2014 Americas Prize

HL23
Neil M. Denari
New York, NY, USA
Mar-12
PRIMARY AUTHOR
Neil M. Denari Architects
CONTRIBUTING AUTHOR
Marc I. Rosenbaum / Marc I Rosenbaum architects (collaborating architect) Stephen Desimone / Desimone Consulting Engineers (structural engineer) Bruce Nichol / Front (facade consultant) Michael Ra / Front / Via Glass (facade consultant - glass) Thomas Juul-Hansen / Thomas Juul-Hansen LLC (interior architect)
CLIENT
Garrett Heher
PHOTOGRAPHER
Benny Chan
OBJECTIVE
Partially impacted by a spur from the elevated tracks that make up the High Line superstructure, the site is 40' x 99' at the ground floor. The site and the developer demanded a specific response, yielding a project that is a natural merger between found and given parameters as well as architectural ambition. For the client, the question was how to increase the possible built floor area beyond the restrictions dictated by the zoning envelope.
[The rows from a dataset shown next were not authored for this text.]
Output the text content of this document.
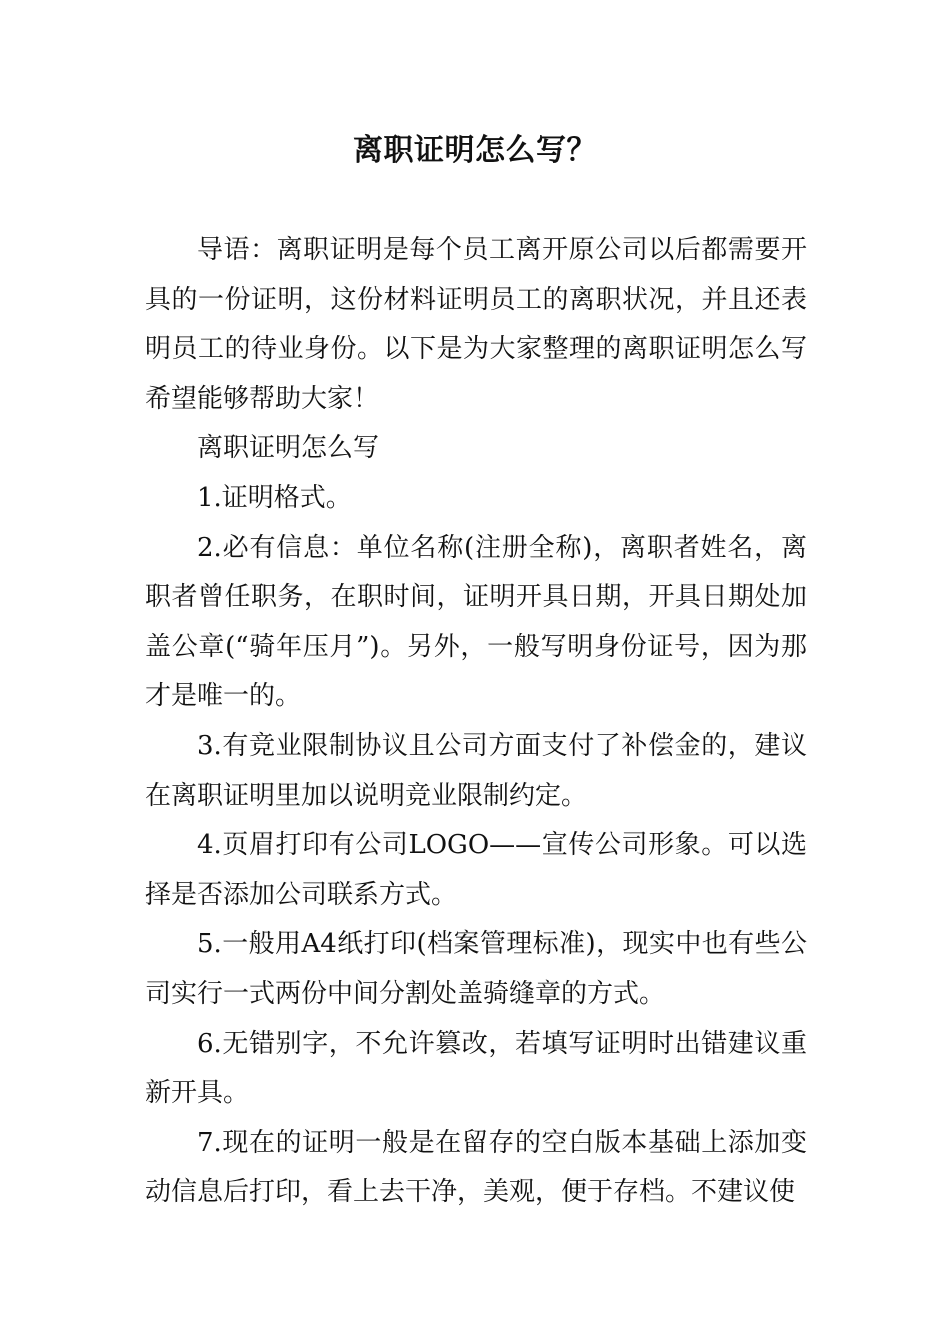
离职证明怎么写？

导语：离职证明是每个员工离开原公司以后都需要开具的一份证明，这份材料证明员工的离职状况，并且还表明员工的待业身份。以下是为大家整理的离职证明怎么写希望能够帮助大家！

离职证明怎么写

1.证明格式。

2.必有信息：单位名称(注册全称)，离职者姓名，离职者曾任职务，在职时间，证明开具日期，开具日期处加盖公章(“骑年压月”)。另外，一般写明身份证号，因为那才是唯一的。

3.有竞业限制协议且公司方面支付了补偿金的，建议在离职证明里加以说明竞业限制约定。

4.页眉打印有公司LOGO——宣传公司形象。可以选择是否添加公司联系方式。

5.一般用A4纸打印(档案管理标准)，现实中也有些公司实行一式两份中间分割处盖骑缝章的方式。

6.无错别字，不允许篡改，若填写证明时出错建议重新开具。

7.现在的证明一般是在留存的空白版本基础上添加变动信息后打印，看上去干净，美观，便于存档。不建议使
This demand required a building that was volumetrically larger than what zoning would allow, ultimately resulting in a project that was granted 7 zoning waivers from City Planning. For the site, the challenge was to find a supple geometry that would allow a larger building to stand in very close proximity to the heavily populated High Line park in a manner that was both sensitive and engaging. Precisely shaped by a confluence of forces, HL23 achieves a vertical urbanism that aims to stand out and fit in at the same time.
CONTEXT
HL23 is located at the High Line and 23rd street, the most important new urban cruciform in the city of New York. The continuous elevated bridge structure of the High Line will become, over the next ten years, a unique linear urban park. Designed by Field Operations and Diller Scofidio + Renfro, the High Line park will offer people new chances to interact with the city's rich architectural heritage as well as its vibrant future, advancing a merger between various urban ecologies both existing and implanted. By definition, the High Line has created new relationships between building mass and, in certain locations, has engendered new forms of urban infill, far different than simple mid-block party wall scenarios. Where the High Line passes through the Chelsea Arts District at 23rd Street, one of these unique site conditions exists. It is here that NMDA has been commissioned by developer Garrett Heher to produce a slim-fit, 14 story building for ground floor galleries and 12 condo-lofts that rises next to and engages with the High Line.
PERFORMANCE
HL23 is realized as a one unit per floor building with three distinct yet coherent facades, a rarity in Manhattan's block structure. Consisting of one condominium per floor, the main living areas and views are oriented toward geometrically articulated south facade, while the bathrooms and bedrooms are located at the flat and highly graphic north facade. The east facade facing the High Line is formed as a sculptural surface with smaller windows, allowing for privacy and framed views across Manhattan. The project is a product of global coordination, with steel fabrication in Montreal, curtain wall glazing from China, metal panels from Buenos Aires and prefabricated wall assemblies from Eastern Long Island, New York. A custom, spandrel-free curtain wall system comprised of glass and stainless steel mega-panels hangs on a complex, cantilevered steel frame, generating expression within systematic economy. Since the building sits in the middle of the Chelsea Arts District, it attempts to deliver a commercially viable, highly crafted object that can take its place among the art shown in the nearby galleries. Because of its adjacency to Manhattan's latest urban spectacle that is the High Line, and in particular because a major point of access to the High Line is located at 23rd street, HL23 was designed around an intimate and connected dialogue with its context. For a passerby on the High Line, HL23 is a building whose architecture generates a programmatic extension of the park, effectively becoming a unique and engaging event.